Councilor Eric Johnson also stressed the importance of educating citizens about a $500,000 grant for which the town has applied from the Colorado Department of Local Affairs. If this grant is awarded, the town will apply the money toward its matching fund obligation for the RAMP grant, thus bringing down the amount of the bond it will ultimately issue to $1.4 million rather than $1.9 million.

The town won’t find out whether it has been awarded the DOLA grant until just before the April 1 election. 

“This is a big, important decision and very few people here,” Clark said, with Councilor Ellen Hunter adding, “This is what happened last time.”

Nevertheless, Councilor Johnson moved to adopt the resolution referring the ballot issue to the April 1 election. The motion passed unanimously. 



Council also unanimously agreed to move forward with eminent domain procedures to acquire needed easements to proceed with its “Lake O” water storage augmentation project. The property owner in question “has expressed support of the discussion,” said Town Manager Jen Coates. 

The procedure is necessary to ensure the release of an existing conservation easement on the property. 

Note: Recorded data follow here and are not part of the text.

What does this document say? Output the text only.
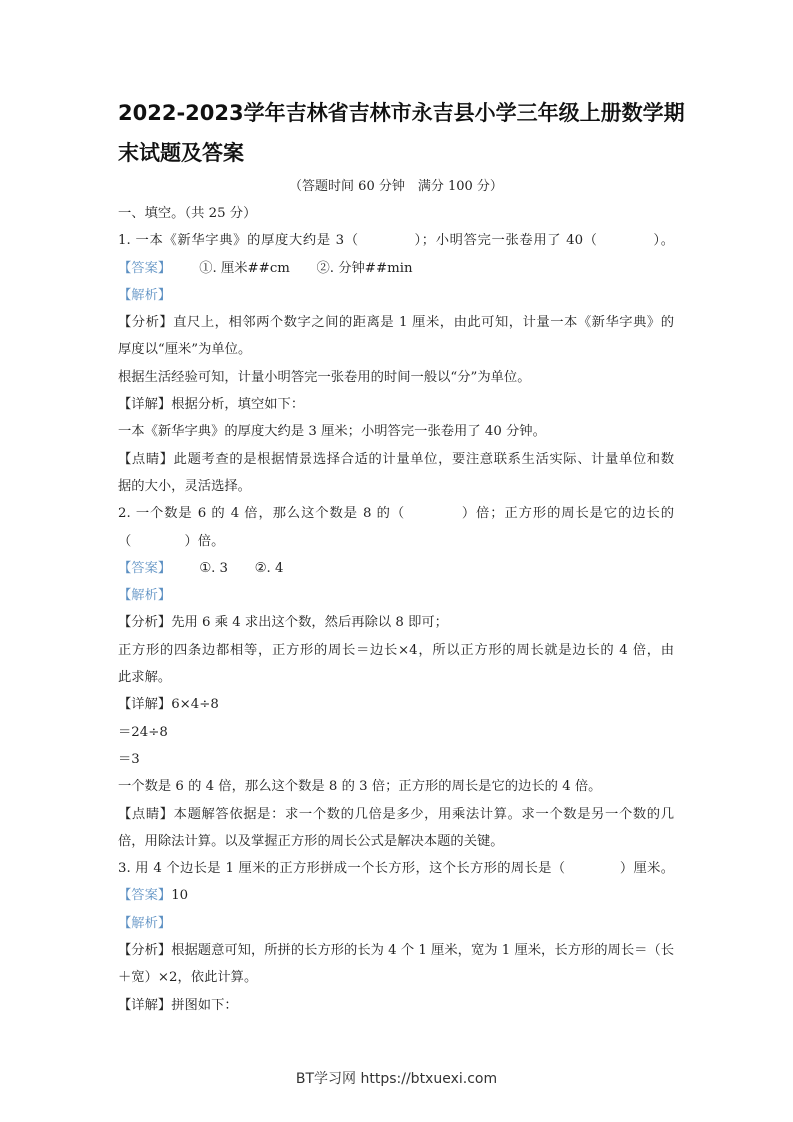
2022-2023学年吉林省吉林市永吉县小学三年级上册数学期
末试题及答案
（答题时间 60 分钟　满分 100 分）
一、填空。（共 25 分）
1. 一本《新华字典》的厚度大约是 3（　　　　）；小明答完一张卷用了 40（　　　　）。
【答案】 ①. 厘米##cm　　②. 分钟##min
【解析】
【分析】直尺上，相邻两个数字之间的距离是 1 厘米，由此可知，计量一本《新华字典》的
厚度以“厘米”为单位。
根据生活经验可知，计量小明答完一张卷用的时间一般以“分”为单位。
【详解】根据分析，填空如下：
一本《新华字典》的厚度大约是 3 厘米；小明答完一张卷用了 40 分钟。
【点睛】此题考查的是根据情景选择合适的计量单位，要注意联系生活实际、计量单位和数
据的大小，灵活选择。
2. 一个数是 6 的 4 倍，那么这个数是 8 的（　　　　）倍；正方形的周长是它的边长的
（　　　　）倍。
【答案】 ①. 3　　②. 4
【解析】
【分析】先用 6 乘 4 求出这个数，然后再除以 8 即可；
正方形的四条边都相等，正方形的周长＝边长×4，所以正方形的周长就是边长的 4 倍，由
此求解。
【详解】6×4÷8
＝24÷8
＝3
一个数是 6 的 4 倍，那么这个数是 8 的 3 倍；正方形的周长是它的边长的 4 倍。
【点睛】本题解答依据是：求一个数的几倍是多少，用乘法计算。求一个数是另一个数的几
倍，用除法计算。以及掌握正方形的周长公式是解决本题的关键。
3. 用 4 个边长是 1 厘米的正方形拼成一个长方形，这个长方形的周长是（　　　　）厘米。
【答案】10
【解析】
【分析】根据题意可知，所拼的长方形的长为 4 个 1 厘米，宽为 1 厘米，长方形的周长＝（长
＋宽）×2，依此计算。
【详解】拼图如下：
BT学习网 https://btxuexi.com
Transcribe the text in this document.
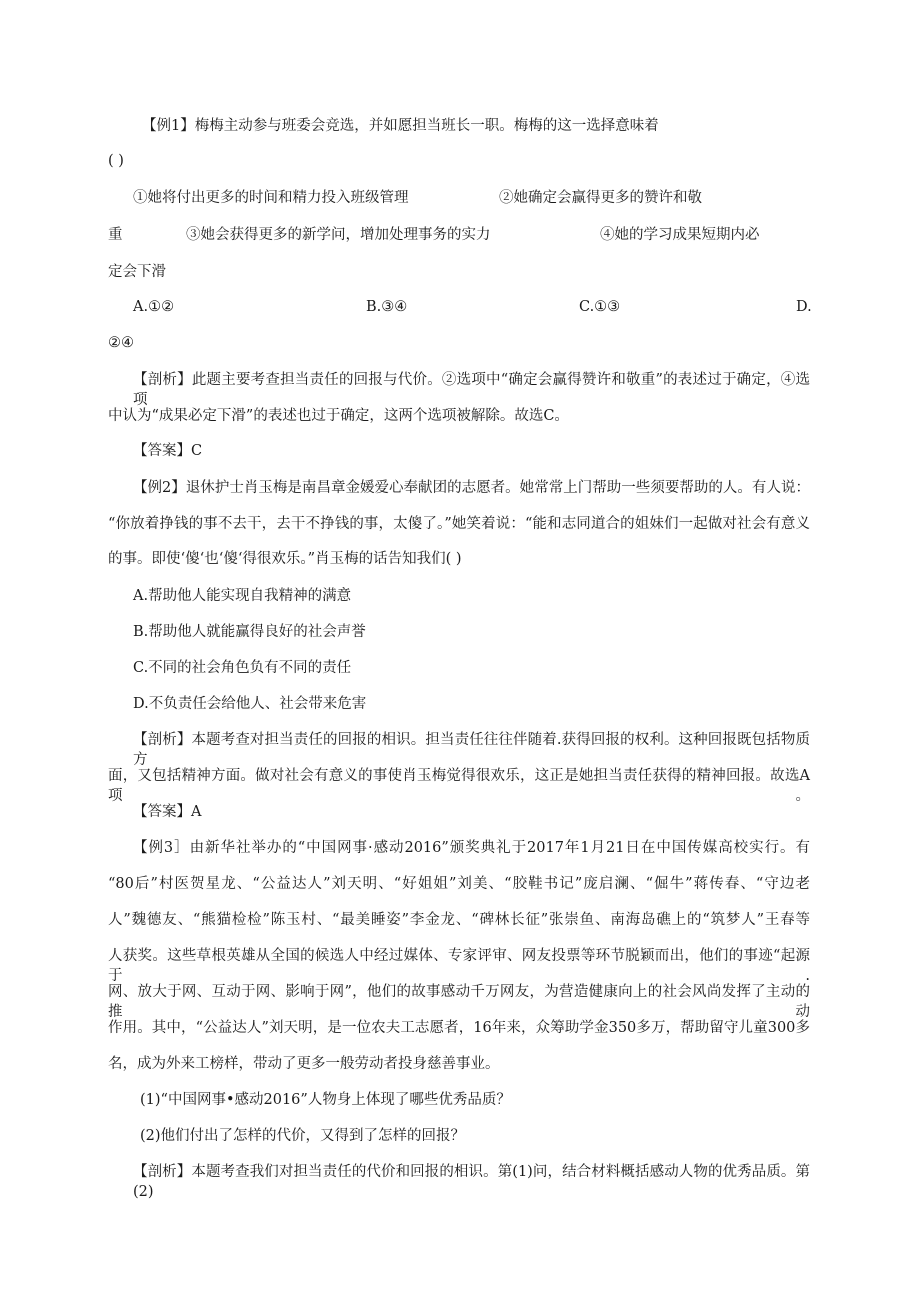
【例1】梅梅主动参与班委会竞选，并如愿担当班长一职。梅梅的这一选择意味着
( )
①她将付出更多的时间和精力投入班级管理	②她确定会赢得更多的赞许和敬
重	③她会获得更多的新学问，增加处理事务的实力	④她的学习成果短期内必
定会下滑
A.①②	B.③④	C.①③	D.
②④
【剖析】此题主要考查担当责任的回报与代价。②选项中“确定会赢得赞许和敬重”的表述过于确定，④选项
中认为“成果必定下滑”的表述也过于确定，这两个选项被解除。故选C。
【答案】C
【例2】退休护士肖玉梅是南昌章金媛爱心奉献团的志愿者。她常常上门帮助一些须要帮助的人。有人说：
“你放着挣钱的事不去干，去干不挣钱的事，太傻了。”她笑着说：“能和志同道合的姐妹们一起做对社会有意义
的事。即使‘傻‘也‘傻‘得很欢乐。”肖玉梅的话告知我们( )
A.帮助他人能实现自我精神的满意
B.帮助他人就能赢得良好的社会声誉
C.不同的社会角色负有不同的责任
D.不负责任会给他人、社会带来危害
【剖析】本题考查对担当责任的回报的相识。担当责任往往伴随着.获得回报的权利。这种回报既包括物质方
面，又包括精神方面。做对社会有意义的事使肖玉梅觉得很欢乐，这正是她担当责任获得的精神回报。故选A项。
【答案】A
【例3］由新华社举办的“中国网事·感动2016”颁奖典礼于2017年1月21日在中国传媒高校实行。有
“80后”村医贺星龙、“公益达人”刘天明、“好姐姐”刘美、“胶鞋书记”庞启澜、“倔牛”蒋传春、“守边老
人”魏德友、“熊猫检检”陈玉村、“最美睡姿”李金龙、“碑林长征”张崇鱼、南海岛礁上的“筑梦人”王春等
人获奖。这些草根英雄从全国的候选人中经过媒体、专家评审、网友投票等环节脱颖而出，他们的事迹“起源于.
网、放大于网、互动于网、影响于网”，他们的故事感动千万网友，为营造健康向上的社会风尚发挥了主动的推动
作用。其中，“公益达人”刘天明，是一位农夫工志愿者，16年来，众筹助学金350多万，帮助留守儿童300多
名，成为外来工榜样，带动了更多一般劳动者投身慈善事业。
(1)“中国网事•感动2016”人物身上体现了哪些优秀品质？
(2)他们付出了怎样的代价，又得到了怎样的回报？
【剖析】本题考查我们对担当责任的代价和回报的相识。第(1)问，结合材料概括感动人物的优秀品质。第(2)
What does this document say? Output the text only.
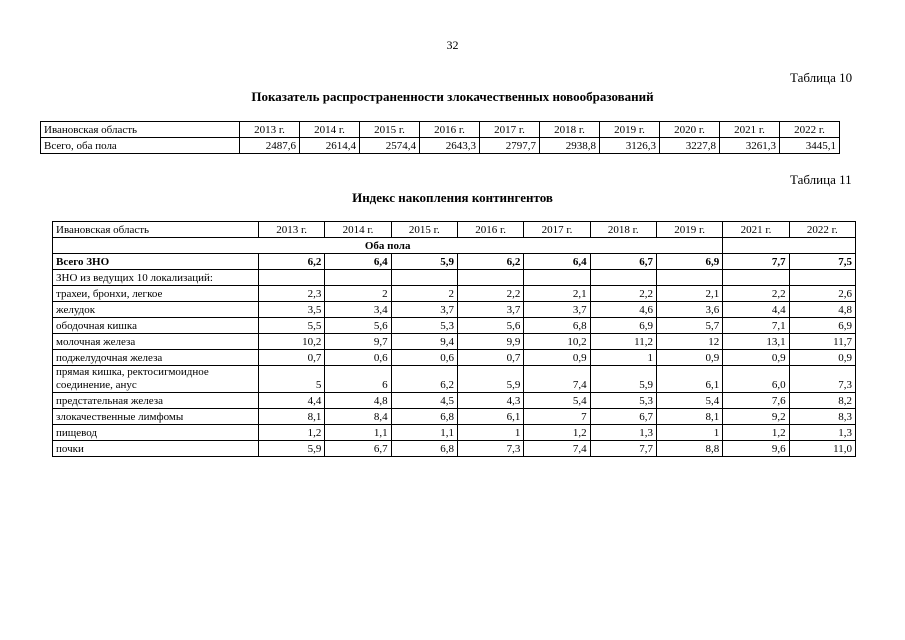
32
Таблица 10
Показатель распространенности злокачественных новообразований
Ивановская область	2013 г.	2014 г.	2015 г.	2016 г.	2017 г.	2018 г.	2019 г.	2020 г.	2021 г.	2022 г.
Всего, оба пола	2487,6	2614,4	2574,4	2643,3	2797,7	2938,8	3126,3	3227,8	3261,3	3445,1
Таблица 11
Индекс накопления контингентов
Ивановская область	2013 г.	2014 г.	2015 г.	2016 г.	2017 г.	2018 г.	2019 г.	2021 г.	2022 г.
Оба пола									
Всего ЗНО	6,2	6,4	5,9	6,2	6,4	6,7	6,9	7,7	7,5
ЗНО из ведущих 10 локализаций:									
трахеи, бронхи, легкое	2,3	2	2	2,2	2,1	2,2	2,1	2,2	2,6
желудок	3,5	3,4	3,7	3,7	3,7	4,6	3,6	4,4	4,8
ободочная кишка	5,5	5,6	5,3	5,6	6,8	6,9	5,7	7,1	6,9
молочная железа	10,2	9,7	9,4	9,9	10,2	11,2	12	13,1	11,7
поджелудочная железа	0,7	0,6	0,6	0,7	0,9	1	0,9	0,9	0,9
прямая кишка, ректосигмоидное
соединение, анус	5	6	6,2	5,9	7,4	5,9	6,1	6,0	7,3
предстательная железа	4,4	4,8	4,5	4,3	5,4	5,3	5,4	7,6	8,2
злокачественные лимфомы	8,1	8,4	6,8	6,1	7	6,7	8,1	9,2	8,3
пищевод	1,2	1,1	1,1	1	1,2	1,3	1	1,2	1,3
почки	5,9	6,7	6,8	7,3	7,4	7,7	8,8	9,6	11,0
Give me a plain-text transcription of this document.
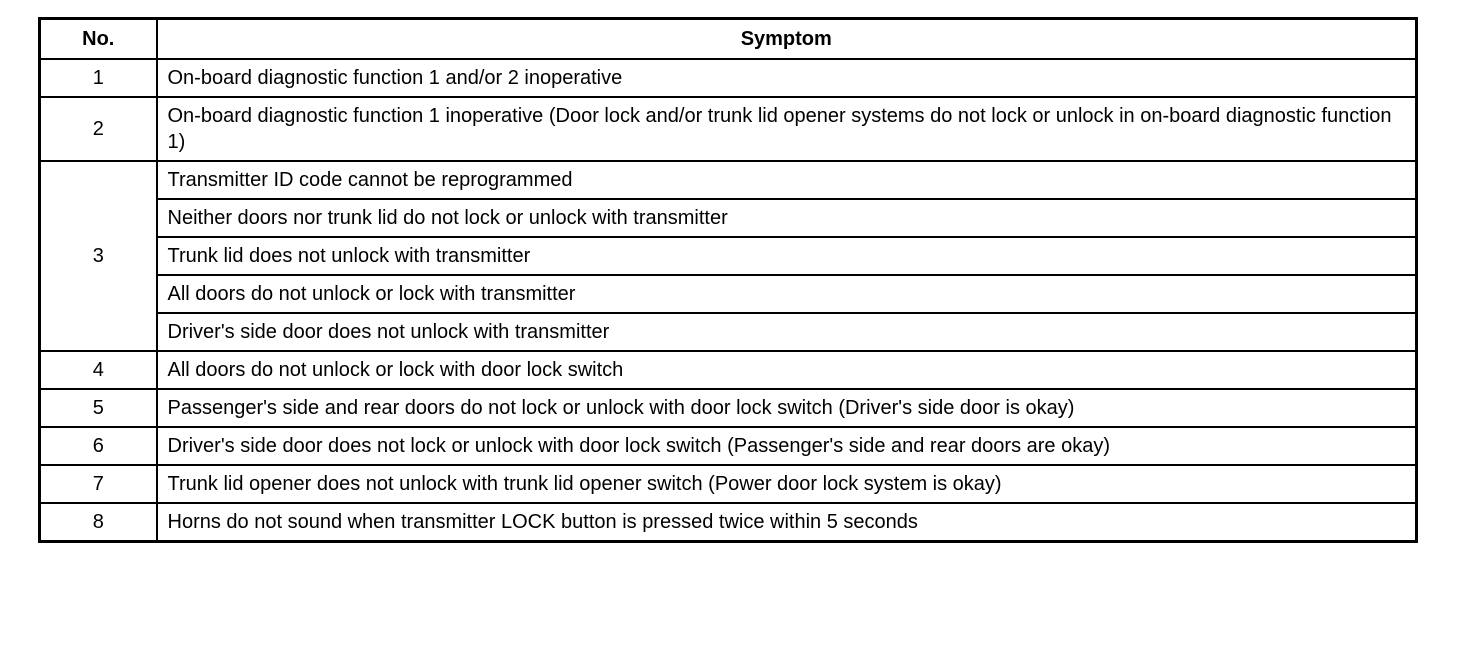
No.	Symptom
1	On-board diagnostic function 1 and/or 2 inoperative
2	On-board diagnostic function 1 inoperative (Door lock and/or trunk lid opener systems do not lock or unlock in on-board diagnostic function 1)
3	Transmitter ID code cannot be reprogrammed
	Neither doors nor trunk lid do not lock or unlock with transmitter
	Trunk lid does not unlock with transmitter
	All doors do not unlock or lock with transmitter
	Driver's side door does not unlock with transmitter
4	All doors do not unlock or lock with door lock switch
5	Passenger's side and rear doors do not lock or unlock with door lock switch (Driver's side door is okay)
6	Driver's side door does not lock or unlock with door lock switch (Passenger's side and rear doors are okay)
7	Trunk lid opener does not unlock with trunk lid opener switch (Power door lock system is okay)
8	Horns do not sound when transmitter LOCK button is pressed twice within 5 seconds
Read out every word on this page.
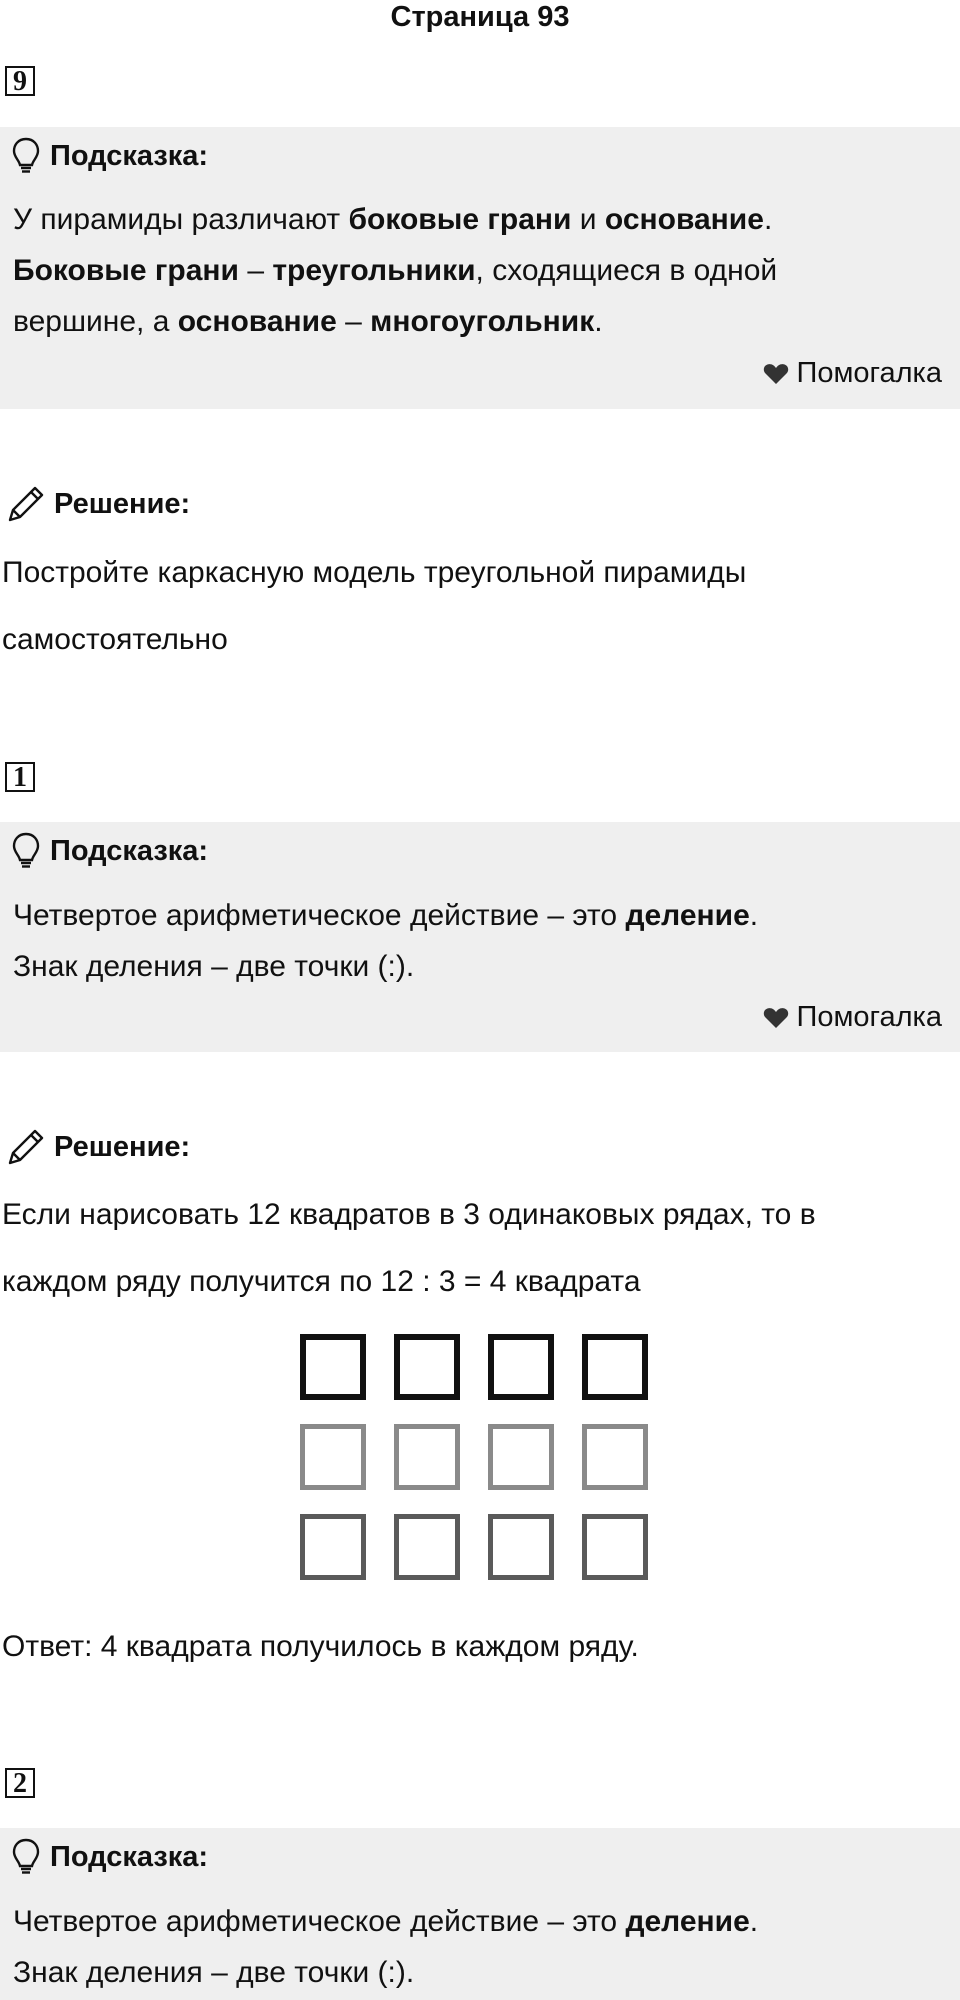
Страница 93
9
Подсказка:
У пирамиды различают боковые грани и основание.
Боковые грани – треугольники, сходящиеся в одной
вершине, а основание – многоугольник.
Помогалка
Решение:
Постройте каркасную модель треугольной пирамиды
самостоятельно
1
Подсказка:
Четвертое арифметическое действие – это деление.
Знак деления – две точки (:).
Помогалка
Решение:
Если нарисовать 12 квадратов в 3 одинаковых рядах, то в
каждом ряду получится по 12 : 3 = 4 квадрата
Ответ: 4 квадрата получилось в каждом ряду.
2
Подсказка:
Четвертое арифметическое действие – это деление.
Знак деления – две точки (:).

An order of possession would allow the construction project to go forward. “It will be a voluntary transaction,” said Coates. “The court will give a rule of order that acts as a deed to transfer interest to the town,” she said, adding that she is “hoping to wrap it up in next two to three months” so that the town will be able to commence construction “when the snow melts.”



At the suggestion of Ridgway Secondary School junior Mikayla Unruh, who recently served as a Town Hall Student Intern, members of council agreed to implement a program to boost student involvement in town government. 

Councilor Jason Gunning, who is on the RSS faculty, will be charged with kick-starting the program, and helping to select a student who would be interested in being a town council student liaison, and eventually helping to create a Ridgway Youth Council with the goal of giving youth a greater voice in community decisions. 



Randy Charrette, director of the Axel Project, informed the Ridgway Town Council that his organization plans to host a charity bicycle ride on Saturday, Aug. 30, over Red Mountain Pass, and asked for a letter of support from the Town of Ridgway for the event. Charrette said he is working with the Colorado State Patrol and Colorado Department of Transportation to iron out the details of using US 550 for the event. The charity ride will be a tour and non-timed event, and the highway will not be closed to vehicular traffic.

Charrette’s toddler son Axel Charrette was killed in Mexico last year. The Axel Project, set up by his parents in his memory, gives away pedal-less Strider bikes to kids who might not otherwise have access to one, to spread the feeling of joy and independence that Axel experienced while on his bike.